Niko Bonatsos is one of the fast-risers in the world of Venture Capital. Bonatsos is a Managing Director with General Catalyst, where in his short career he's sourced investments such as RealtyShares, ClassDojo, and most notably Snapchat.
Bonatsos invests in early stage companies, which means he has to have nerves of steel. I had the chance to sit down with him recently to talk about what he looks for in founders, and what areas of investment he's pursuing.
Tell our readers a bit about your background.
Niko Bonatsos: I'm an early stage venture capitalist, and I'm in the business of partnering with ridiculously ambitious founders to build category defining companies.
Our firm has about $4 billion under management and we invest in consumer and enterprise IT companies. Prior to joining the VC world, I was a perpetually curious mind who lived, studied, and worked in a bunch of countries like Japan, the UK, and Greece (where I come from). I'm currently based in the Bay Area.
What area or areas are you most excited about investing in right now?
NB: I'm very interested in investing in the urbanization technology.
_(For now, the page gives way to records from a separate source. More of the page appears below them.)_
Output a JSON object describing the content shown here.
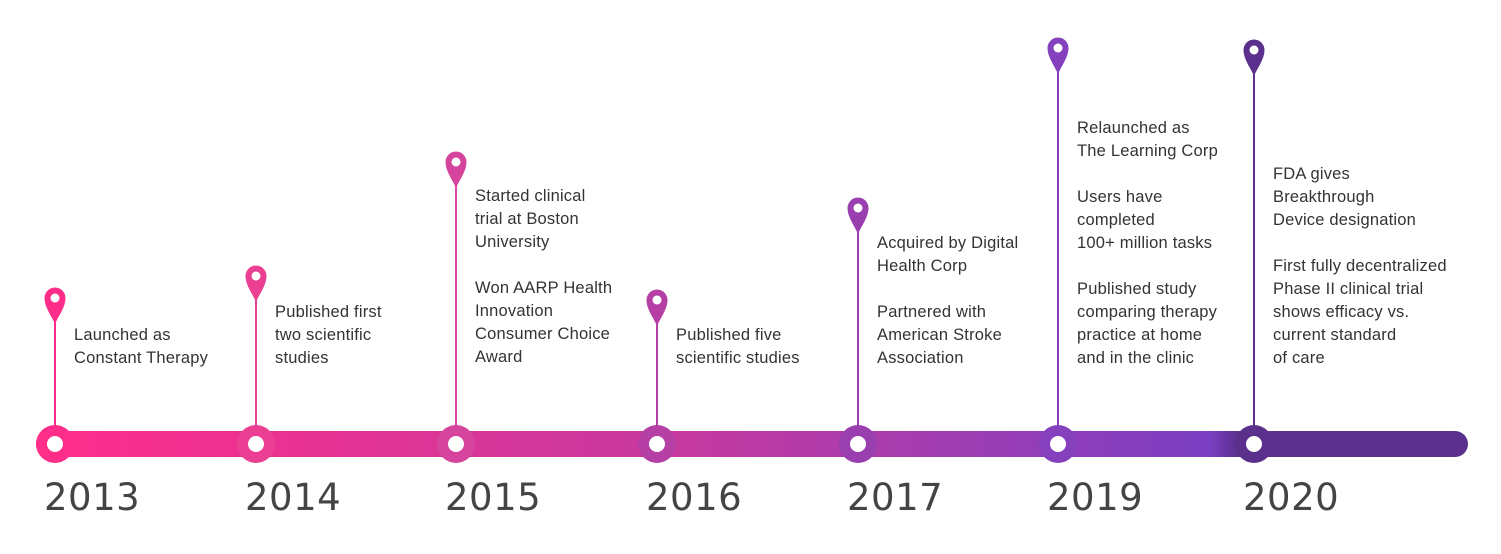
{
  "milestones": [
    {
      "year": "2013",
      "color": "#ff2d8a",
      "text": [
        "Launched as\nConstant Therapy"
      ]
    },
    {
      "year": "2014",
      "color": "#ea3f93",
      "text": [
        "Published first\ntwo scientific\nstudies"
      ]
    },
    {
      "year": "2015",
      "color": "#d5449d",
      "text": [
        "Started clinical\ntrial at Boston\nUniversity",
        "Won AARP Health\nInnovation\nConsumer Choice\nAward"
      ]
    },
    {
      "year": "2016",
      "color": "#b63fa5",
      "text": [
        "Published five\nscientific studies"
      ]
    },
    {
      "year": "2017",
      "color": "#9a3fb0",
      "text": [
        "Acquired by Digital\nHealth Corp",
        "Partnered with\nAmerican Stroke\nAssociation"
      ]
    },
    {
      "year": "2019",
      "color": "#8440bd",
      "text": [
        "Relaunched as\nThe Learning Corp",
        "Users have\ncompleted\n100+ million tasks",
        "Published study\ncomparing therapy\npractice at home\nand in the clinic"
      ]
    },
    {
      "year": "2020",
      "color": "#5b2f8c",
      "text": [
        "FDA gives\nBreakthrough\nDevice designation",
        "First fully decentralized\nPhase II clinical trial\nshows efficacy vs.\ncurrent standard\nof care"
      ]
    }
  ],
  "bar_colors": [
    "#ff2d8a",
    "#c63aa0",
    "#7a3fc2",
    "#5b2f8c"
  ]
}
The urbanization technology space or urban tech - as some people call it - is all about helping make the quality of life in cities amazing, and help cities run efficiently.
More and more people are moving into cities because jobs, prosperity, and wealth are concentrated there. Space within cities is going to have to be used more efficiently - and exciting technologies like drones and automated cars are pretty much a given at this point. Cities are going to have to become more efficient and urban tech will enable that.
If you pause to think about it - Airbnb is the largest hotel company in the world and they own no hotels, Amazon is the largest retail company in the world and they own no stores, Uber is the biggest taxicab company in the world and they own no taxis. More companies like this will emerge as urban tech booms.
What does an investable founder look like?
Every successful founder I've met is a learning animal - they treat every decision as a learning opportunity. Furthering that point, successful founders have a ton of curiosity to uncover the truth. They strive to become the expert on their domain - they challenge themselves to know more about their business than any Fortune 500 CEO in their space.
Second thing is being "mission driven" and authentic. You want someone who can handle the ups and down and use the mission of the company to steer the ship during tough times.
Last, you want someone who will live and breathe the business 24/7. Someone who is truly passionate about solving the business problem they set out to fix.
Are we currently in a "down cycle" in startups?
In tech it seems like sentiments can change depending on the week, or the month. If you ask me right at this moment, I think the fundraising market seems to be healthy.
If you look in the history of the valley, these are seven-eight year long cycles. There will at some point be a correction, but ultimately, I'm long in the tech, and I'm clearly betting my career on it.